Acho que sim. Na época, era proibido ter notícias de feridos em confrontos com os policiais nas ruas. Trinta anos depois, publiquei no JB um Box pedindo informações daquele rapaz, mas não tive retorno.
Difícil escapar dessa pergunta para a nova geração: o bom fotógrafo…
É aquele que está atento a tudo, com olhar clínico, sempre com a câmera preparada, pesquisando o ambiente. É claro que não dá pra registrar tudo, né.
Mas conseguiu reunir em Canudos um ótimo trabalho.
A ideia de Canudos veio da minha avó. Quando estudava, li Os Sertões, eu me envolvi com a história. Se tivesse tido a oportunidade de ir lá na Bahia antes, teria registrado mais sobreviventes. Mas o livro me deixou muito grato, vivi muita emoção no encontro com aquela gente, tornei-me amigos deles, e continuo voltando lá todos os anos. Mas hoje todos estão mortos.

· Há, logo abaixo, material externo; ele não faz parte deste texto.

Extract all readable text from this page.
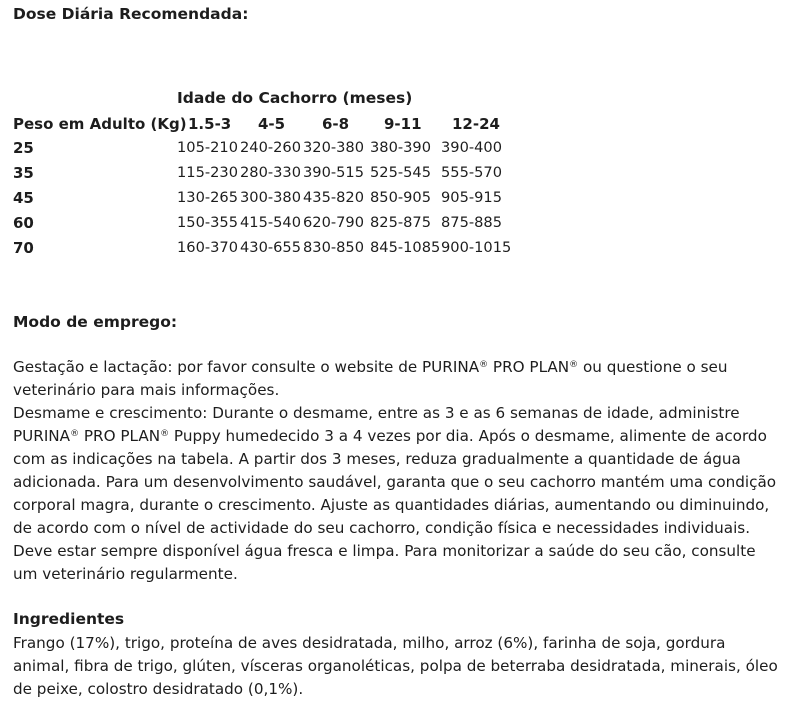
Dose Diária Recomendada:
Idade do Cachorro (meses)
Peso em Adulto (Kg) 1.5-3 4-5 6-8 9-11 12-24
25	105-210 240-260 320-380 380-390 390-400
35	115-230 280-330 390-515 525-545 555-570
45	130-265 300-380 435-820 850-905 905-915
60	150-355 415-540 620-790 825-875 875-885
70	160-370 430-655 830-850 845-1085 900-1015
Modo de emprego:
Gestação e lactação: por favor consulte o website de PURINA® PRO PLAN® ou questione o seu veterinário para mais informações.
Desmame e crescimento: Durante o desmame, entre as 3 e as 6 semanas de idade, administre PURINA® PRO PLAN® Puppy humedecido 3 a 4 vezes por dia. Após o desmame, alimente de acordo com as indicações na tabela. A partir dos 3 meses, reduza gradualmente a quantidade de água adicionada. Para um desenvolvimento saudável, garanta que o seu cachorro mantém uma condição corporal magra, durante o crescimento. Ajuste as quantidades diárias, aumentando ou diminuindo, de acordo com o nível de actividade do seu cachorro, condição física e necessidades individuais. Deve estar sempre disponível água fresca e limpa. Para monitorizar a saúde do seu cão, consulte um veterinário regularmente.
Ingredientes
Frango (17%), trigo, proteína de aves desidratada, milho, arroz (6%), farinha de soja, gordura animal, fibra de trigo, glúten, vísceras organoléticas, polpa de beterraba desidratada, minerais, óleo de peixe, colostro desidratado (0,1%).
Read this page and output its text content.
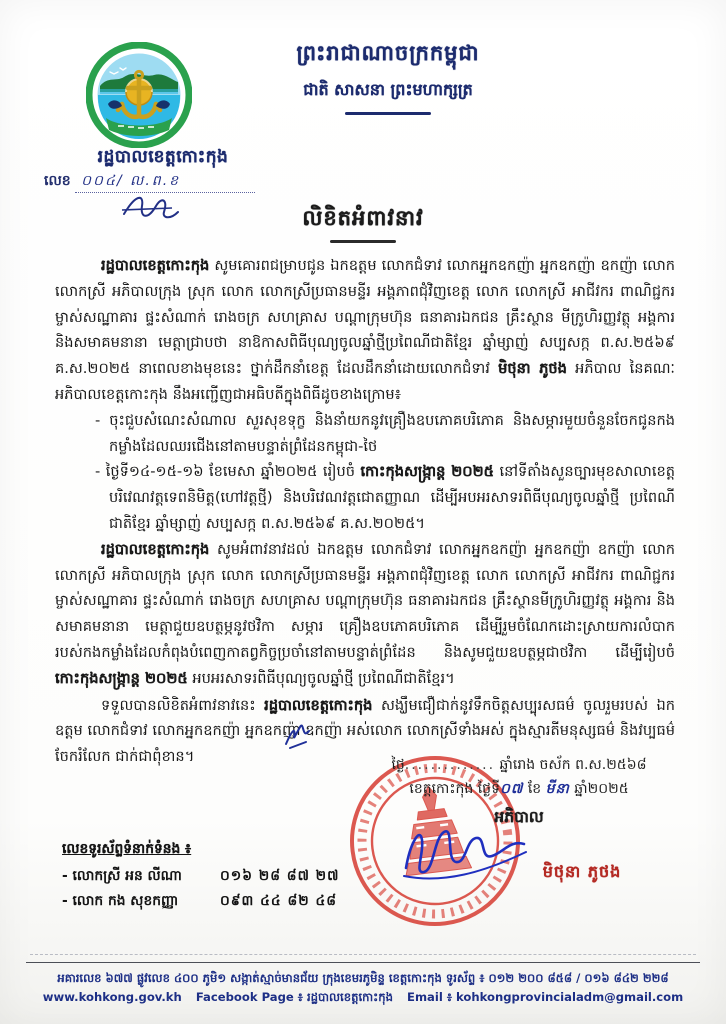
រដ្ឋបាលខេត្តកោះកុង
លេខ ០០៤/ ល.ព.ខ
ព្រះរាជាណាចក្រកម្ពុជា
ជាតិ សាសនា ព្រះមហាក្សត្រ
លិខិតអំពាវនាវ
រដ្ឋបាលខេត្តកោះកុង សូមគោរពជម្រាបជូន ឯកឧត្តម លោកជំទាវ លោកអ្នកឧកញ៉ា អ្នកឧកញ៉ា ឧកញ៉ា លោក លោកស្រី អភិបាលក្រុង ស្រុក លោក លោកស្រីប្រធានមន្ទីរ អង្គភាពជុំវិញខេត្ត លោក លោកស្រី អាជីវករ ពាណិជ្ជករ ម្ចាស់សណ្ឋាគារ ផ្ទះសំណាក់ រោងចក្រ សហគ្រាស បណ្តាក្រុមហ៊ុន ធនាគារឯកជន គ្រឹះស្ថាន មីក្រូហិរញ្ញវត្ថុ អង្គការ និងសមាគមនានា មេត្តាជ្រាបថា នាឱកាសពិធីបុណ្យចូលឆ្នាំថ្មីប្រពៃណីជាតិខ្មែរ ឆ្នាំម្សាញ់ សប្បសក្ក ព.ស.២៥៦៩ គ.ស.២០២៥ នាពេលខាងមុខនេះ ថ្នាក់ដឹកនាំខេត្ត ដែលដឹកនាំដោយលោកជំទាវ មិថុនា ភូថង អភិបាល នៃគណៈអភិបាលខេត្តកោះកុង នឹងអញ្ជើញជាអធិបតីក្នុងពិធីដូចខាងក្រោម៖
- ចុះជួបសំណេះសំណាល សួរសុខទុក្ខ និងនាំយកនូវគ្រឿងឧបភោគបរិភោគ និងសម្ភារមួយចំនួនចែកជូនកងកម្លាំងដែលឈរជើងនៅតាមបន្ទាត់ព្រំដែនកម្ពុជា-ថៃ
- ថ្ងៃទី១៤-១៥-១៦ ខែមេសា ឆ្នាំ២០២៥ រៀបចំ កោះកុងសង្រ្កាន្ត ២០២៥ នៅទីតាំងសួនច្បារមុខសាលាខេត្ត បរិវេណវត្តទេពនិមិត្ត(ហៅវត្តថ្មី) និងបរិវេណវត្តជោតញ្ញាណ ដើម្បីអបអរសាទរពិធីបុណ្យចូលឆ្នាំថ្មី ប្រពៃណីជាតិខ្មែរ ឆ្នាំម្សាញ់ សប្បសក្ក ព.ស.២៥៦៩ គ.ស.២០២៥។
រដ្ឋបាលខេត្តកោះកុង សូមអំពាវនាវដល់ ឯកឧត្តម លោកជំទាវ លោកអ្នកឧកញ៉ា អ្នកឧកញ៉ា ឧកញ៉ា លោក លោកស្រី អភិបាលក្រុង ស្រុក លោក លោកស្រីប្រធានមន្ទីរ អង្គភាពជុំវិញខេត្ត លោក លោកស្រី អាជីវករ ពាណិជ្ជករ ម្ចាស់សណ្ឋាគារ ផ្ទះសំណាក់ រោងចក្រ សហគ្រាស បណ្តាក្រុមហ៊ុន ធនាគារឯកជន គ្រឹះស្ថានមីក្រូហិរញ្ញវត្ថុ អង្គការ និងសមាគមនានា មេត្តាជួយឧបត្ថម្ភនូវថវិកា សម្ភារ គ្រឿងឧបភោគបរិភោគ ដើម្បីរួមចំណែកដោះស្រាយការលំបាករបស់កងកម្លាំងដែលកំពុងបំពេញកាតព្វកិច្ចប្រចាំនៅតាមបន្ទាត់ព្រំដែន និងសូមជួយឧបត្ថម្ភជាថវិកា ដើម្បីរៀបចំ កោះកុងសង្រ្កាន្ត ២០២៥ អបអរសាទរពិធីបុណ្យចូលឆ្នាំថ្មី ប្រពៃណីជាតិខ្មែរ។
ទទួលបានលិខិតអំពាវនាវនេះ រដ្ឋបាលខេត្តកោះកុង សង្ឃឹមជឿជាក់នូវទឹកចិត្តសប្បុរសធម៌ ចូលរួមរបស់ ឯកឧត្តម លោកជំទាវ លោកអ្នកឧកញ៉ា អ្នកឧកញ៉ា ឧកញ៉ា អស់លោក លោកស្រីទាំងអស់ ក្នុងស្មារតីមនុស្សធម៌ និងវប្បធម៌ចែករំលែក ជាក់ជាពុំខាន។	ថ្ងៃ.............. ឆ្នាំរោង ចស័ក ព.ស.២៥៦៨
ខេត្តកោះកុង ថ្ងៃទី០៧ ខែ មីនា ឆ្នាំ២០២៥
អភិបាល
មិថុនា ភូថង
លេខទូរស័ព្ទទំនាក់ទំនង ៖
- លោកស្រី អន លីណា	០១៦ ២៨ ៨៧ ២៧
- លោក កង សុខកញ្ញា	០៩៣ ៤៤ ៨២ ៤៨
អគារលេខ ៦៧៧ ផ្លូវលេខ ៤០០ ភូមិ១ សង្កាត់ស្មាច់មានជ័យ ក្រុងខេមរភូមិន្ទ ខេត្តកោះកុង ទូរស័ព្ទ ៖ ០១២ ២០០ ៨៥៨ / ០១៦ ៨៤២ ២២៨
www.kohkong.gov.kh Facebook Page ៖ រដ្ឋបាលខេត្តកោះកុង Email ៖ kohkongprovincialadm@gmail.com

Mais de quatro décadas de carreira, o documentário veio em boa hora.
O documentário (Evandro Teixeira – Instantâneos da Realidade) é uma homenagem à fotografia brasileira, que é uma das mais importantes do mundo. O filme é distribuído pela Rio Filmes.
Evandro por Evandro?
Sou uma pessoa simples, gosto de viver o dia-a-dia, de viajar, conhecer o mundo, as pessoas. Adoro ver gente.